I did THE SHELTERING SKY backwards. First, I saw the movie, expertly directed by Bernardo Bertolucci and beautifully shot by some no-talent named Vittorio Storaro, and, unfortunately, incomprehensibly scripted by Bertolucci and Mark Peploe. Ignorant of the text, I though enough of the film's sumptuous visuals to assign it ye olde "interesting failure" designation, but, when going weakly to... not so much bunt as slap hit for the film (enough to get on base provided you're crafty with the lumber or fleet of foot), I always found myself emphasizing the greatness of Ryuichi Sakamoto's tragic main theme, which has haunted me since I first heard it in the theatrical trailer. It was so evocative, I figured there must be something to the novel (a suspicion more than a little bolstered by the decades of plaudits bestowed by nearly every significant writer or literary critic of the twentieth century).

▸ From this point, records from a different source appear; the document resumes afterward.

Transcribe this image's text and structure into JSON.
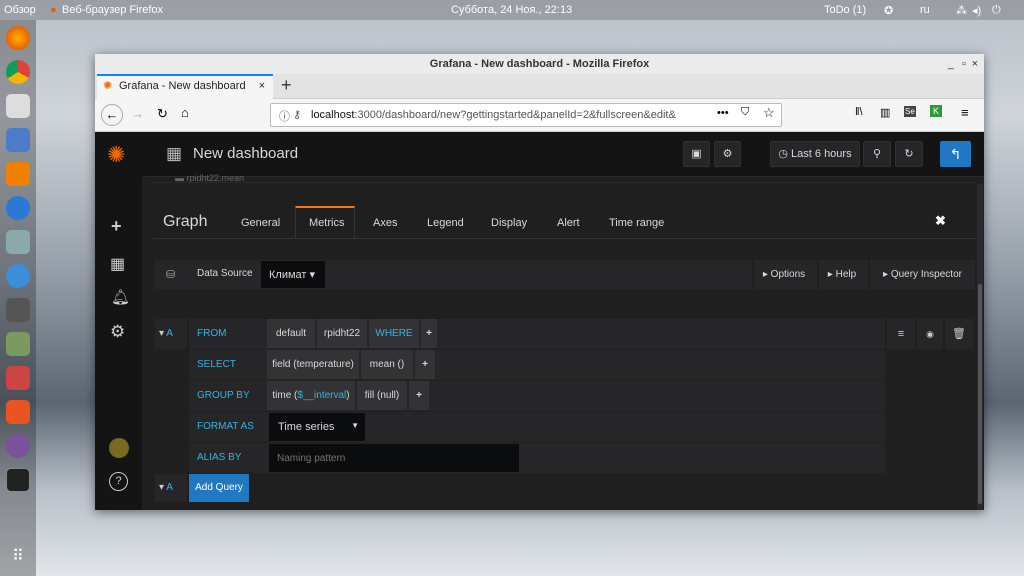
{
  "desktop": {
    "activities": "Обзор",
    "app_menu": "Веб-браузер Firefox",
    "clock": "Суббота, 24 Ноя., 22:13",
    "todo": "ToDo (1)",
    "lang": "ru"
  },
  "browser": {
    "window_title": "Grafana - New dashboard - Mozilla Firefox",
    "tab_title": "Grafana - New dashboard",
    "url_host": "localhost",
    "url_rest": ":3000/dashboard/new?gettingstarted&panelId=2&fullscreen&edit&"
  },
  "grafana": {
    "dashboard_title": "New dashboard",
    "time_range": "Last 6 hours",
    "legend_series": "rpidht22.mean",
    "panel_type": "Graph",
    "tabs": [
      "General",
      "Metrics",
      "Axes",
      "Legend",
      "Display",
      "Alert",
      "Time range"
    ],
    "active_tab": "Metrics",
    "datasource_label": "Data Source",
    "datasource_value": "Климат",
    "options": "Options",
    "help": "Help",
    "query_inspector": "Query Inspector",
    "query": {
      "ref": "A",
      "from_label": "FROM",
      "policy": "default",
      "measurement": "rpidht22",
      "where": "WHERE",
      "select_label": "SELECT",
      "field": "field (temperature)",
      "func": "mean ()",
      "group_label": "GROUP BY",
      "time_prefix": "time (",
      "time_var": "$__interval",
      "time_suffix": ")",
      "fill": "fill (null)",
      "format_label": "FORMAT AS",
      "format_value": "Time series",
      "alias_label": "ALIAS BY",
      "alias_placeholder": "Naming pattern"
    },
    "add_query": "Add Query",
    "add_ref": "A",
    "plus": "+"
  }
}
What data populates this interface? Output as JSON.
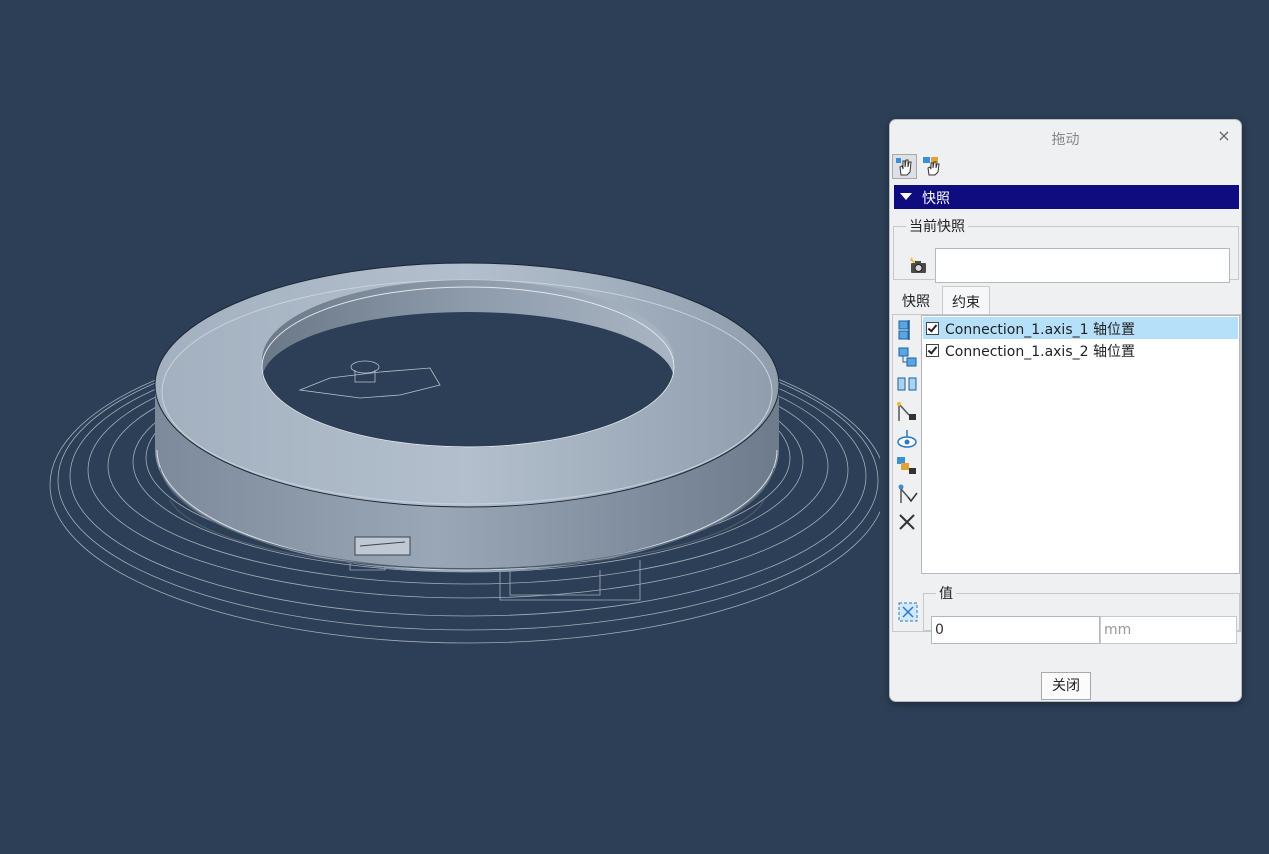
{
  "dialog": {
    "title": "拖动",
    "close_glyph": "×",
    "toolbar": [
      {
        "name": "drag-point-icon",
        "active": true
      },
      {
        "name": "drag-body-icon",
        "active": false
      }
    ],
    "section_label": "快照",
    "current_snapshot_label": "当前快照",
    "current_snapshot_value": "",
    "tabs": [
      {
        "label": "快照",
        "active": false
      },
      {
        "label": "约束",
        "active": true
      }
    ],
    "side_icons": [
      "align-left-icon",
      "align-offset-icon",
      "align-parallel-icon",
      "motion-axis-icon",
      "orient-eye-icon",
      "locked-bodies-icon",
      "enable-connection-icon",
      "delete-icon"
    ],
    "constraints": [
      {
        "label": "Connection_1.axis_1 轴位置",
        "checked": true,
        "selected": true
      },
      {
        "label": "Connection_1.axis_2 轴位置",
        "checked": true,
        "selected": false
      }
    ],
    "value_label": "值",
    "value": "0",
    "unit": "mm",
    "close_label": "关闭"
  },
  "colors": {
    "background": "#2c3f56",
    "section_header": "#0e0c7e",
    "selection": "#b6e0fa",
    "model_surface": "#8e9dae"
  }
}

I read the first eighty pages of THE SHELTERING SKY while mired in Ohio for Christmas a month ago, and found myself accompanying Bowles's most transporting passages with Sakamoto's heartbreaking theme. This would offend Jonathan Rosenbaum, but he could do with some offending now and again, particularly when it comes to music criticism. I was actually familiar with Bowles's classical compositions before I was the movie, and they're just too complex to work alongside something so thematically involved. Having now finished Bowles's masterpiece, aside from Storaro's cinematography, I now realize that the only thing Bertolucci got right was Sakamoto's score. It gives clear voice to the emotional tumult and inner conflict of the piece, which, visually, is impossible to capture in a classical narrative motion picture. Bertolucci needed to go full-on formalistic with THE SHELTERING SKY, but the film unfortunately caught him at the most conventional (in a Hollywood sense) period in his career.
Happily, I now have the novel to blot out what is now just a failure in my estimation. And a tremendous score that I desperately need to track down.